See a pattern? We oust one group of fuck-ups in favor of another group of fuck-ups, and nothing good ever results. Perhaps instead of entrusting fuck-ups on the left or right to “fix” the system, we need to scrap it. Perhaps the system isn’t really ours. Perhaps this is a system of pillage for the elite who keep tricking all of us into dragging stones up the side of this complex pyramid.
So that brings me to my second issue with Eris, the very thing that makes me an “oddball.” Eris contends that when I advocate scrapping this system, it is “madness,” and the Eris solution is “prison reform.”
I know a little about prison reform. My Associate of Arts with a concentration in psychology exposed me to the social science material related to justice and corrections and in my extended studies, I read every relevant, published work on crime, violence and corrections written between 1972 and 1999. As Secretary of Catholic Justice Fellowship, a prisoner social action ministry, I successfully lobbied the Ohio Catholic Conference to support parole reform legislation, Policy Advisor Jim Tobin speaking on behalf of the bishops before the Ohio Assembly. As a member of CURE-Ohio’s Prisoner Advisory Board for 2 years, I influence that organization’s direction. My written reports on the social, economic, and demographic impacts of imprisonment were submitted to senators and representatives.

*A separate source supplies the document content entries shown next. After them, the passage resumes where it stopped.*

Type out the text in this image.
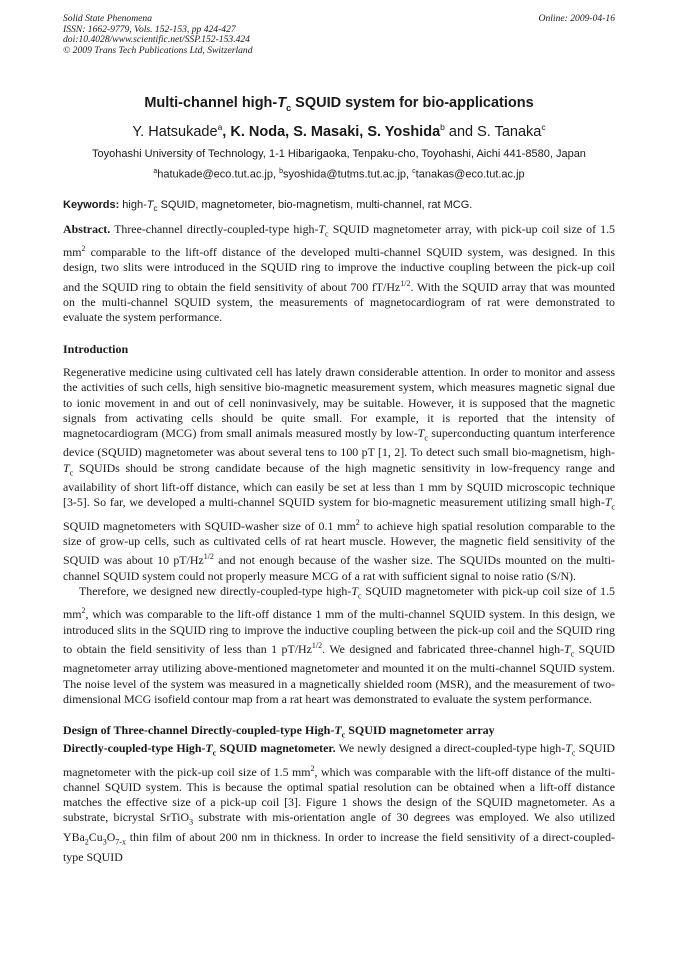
Solid State Phenomena
ISSN: 1662-9779, Vols. 152-153, pp 424-427
doi:10.4028/www.scientific.net/SSP.152-153.424
© 2009 Trans Tech Publications Ltd, Switzerland
Online: 2009-04-16
Multi-channel high-$T_c$ SQUID system for bio-applications
Y. Hatsukade$^a$, K. Noda, S. Masaki, S. Yoshida$^b$ and S. Tanaka$^c$
Toyohashi University of Technology, 1-1 Hibarigaoka, Tenpaku-cho, Toyohashi, Aichi 441-8580, Japan
$^a$hatukade@eco.tut.ac.jp, $^b$syoshida@tutms.tut.ac.jp, $^c$tanakas@eco.tut.ac.jp
Keywords: high-$T_c$ SQUID, magnetometer, bio-magnetism, multi-channel, rat MCG.
Abstract. Three-channel directly-coupled-type high-$T_c$ SQUID magnetometer array, with pick-up coil size of 1.5 $mm^2$ comparable to the lift-off distance of the developed multi-channel SQUID system, was designed. In this design, two slits were introduced in the SQUID ring to improve the inductive coupling between the pick-up coil and the SQUID ring to obtain the field sensitivity of about 700 $fT/Hz^{1/2}$. With the SQUID array that was mounted on the multi-channel SQUID system, the measurements of magnetocardiogram of rat were demonstrated to evaluate the system performance.
Introduction
Regenerative medicine using cultivated cell has lately drawn considerable attention. In order to monitor and assess the activities of such cells, high sensitive bio-magnetic measurement system, which measures magnetic signal due to ionic movement in and out of cell noninvasively, may be suitable. However, it is supposed that the magnetic signals from activating cells should be quite small. For example, it is reported that the intensity of magnetocardiogram (MCG) from small animals measured mostly by low-$T_c$ superconducting quantum interference device (SQUID) magnetometer was about several tens to 100 pT [1, 2]. To detect such small bio-magnetism, high-$T_c$ SQUIDs should be strong candidate because of the high magnetic sensitivity in low-frequency range and availability of short lift-off distance, which can easily be set at less than 1 mm by SQUID microscopic technique [3-5]. So far, we developed a multi-channel SQUID system for bio-magnetic measurement utilizing small high-$T_c$ SQUID magnetometers with SQUID-washer size of 0.1 $mm^2$ to achieve high spatial resolution comparable to the size of grow-up cells, such as cultivated cells of rat heart muscle. However, the magnetic field sensitivity of the SQUID was about 10 $pT/Hz^{1/2}$ and not enough because of the washer size. The SQUIDs mounted on the multi-channel SQUID system could not properly measure MCG of a rat with sufficient signal to noise ratio (S/N).
Therefore, we designed new directly-coupled-type high-$T_c$ SQUID magnetometer with pick-up coil size of 1.5 $mm^2$, which was comparable to the lift-off distance 1 mm of the multi-channel SQUID system. In this design, we introduced slits in the SQUID ring to improve the inductive coupling between the pick-up coil and the SQUID ring to obtain the field sensitivity of less than 1 $pT/Hz^{1/2}$. We designed and fabricated three-channel high-$T_c$ SQUID magnetometer array utilizing above-mentioned magnetometer and mounted it on the multi-channel SQUID system. The noise level of the system was measured in a magnetically shielded room (MSR), and the measurement of two-dimensional MCG isofield contour map from a rat heart was demonstrated to evaluate the system performance.
Design of Three-channel Directly-coupled-type High-$T_c$ SQUID magnetometer array
Directly-coupled-type High-$T_c$ SQUID magnetometer. We newly designed a direct-coupled-type high-$T_c$ SQUID magnetometer with the pick-up coil size of 1.5 $mm^2$, which was comparable with the lift-off distance of the multi-channel SQUID system. This is because the optimal spatial resolution can be obtained when a lift-off distance matches the effective size of a pick-up coil [3]. Figure 1 shows the design of the SQUID magnetometer. As a substrate, bicrystal SrTiO$_3$ substrate with mis-orientation angle of 30 degrees was employed. We also utilized $YBa_2Cu_3O_{7-x}$ thin film of about 200 nm in thickness. In order to increase the field sensitivity of a direct-coupled-type SQUID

In the end, Senator Jeff Johnson, the sponsor of reform legislation, was pushed out of office and into prison; Catholic Justice Fellowship was forcibly silenced by prison officials, and I was targeted for plausibly-deniable repression for a decade, the parole board extending my imprisonment for eleven years now in order to stick it to me for my reformist efforts. The prison reforms that others and I struggled and sacrificed in order to see materialize? Gone. Dead. Forgotten.
So ten years after the death of any possibility for meaningful prison reform, Damon Eris googles “prison,” discovers the harsh reality, and thinks we need to “reform” the system. Things have gone more than a decade in the wrong direction even since my reform days—and not just the prison system.
Reform? Really???
I think “madness” is when you stick your hand in the same fire over and over again, expecting a different result. How many times have we been bamboozled into sticking our hands into the “reform” fire? A dozen? A hundred? A thousand? A million? No offense to Damon Eris, as well-intending as I’m sure he is, but sticking his hand in that fire will result in the same burn as the last ten thousand times. By my thinking, that is madness.
Perhaps the Damon Erises of the world, as well-intending as they are, don’t want to face that reality. Perhaps they are comforted by their dreams of reform and hope, bunny rabbits and rainbows, moon-beams and fairy dust. But in the short time since Eris’ “oddball” piece on me, I notice there are a lot of Sean Swains out there. They’re rejecting the Eris approach to reform and they’re taking to the streets in New York, Oakland, Cleveland, Chicago; they’ve abandoned polite discourse in favor of confrontation. They’ve scrapped bunny rabbits and rainbows; they ear rubber bullets and drink tear gas.
They’re only getting started. Their numbers are quietly growing and as the system continues to slide toward its own inevitable dissolution, their number will continue to grow. Our numbers. The “oddballs.”
It was no less than Martin Luther King who said that those who make nonviolent revolution impossible make violent revolution inevitable.
Perhaps Damon Eris should put down the pom-poms, reject the bunny rabbits and rainbows, and join the “oddballs.”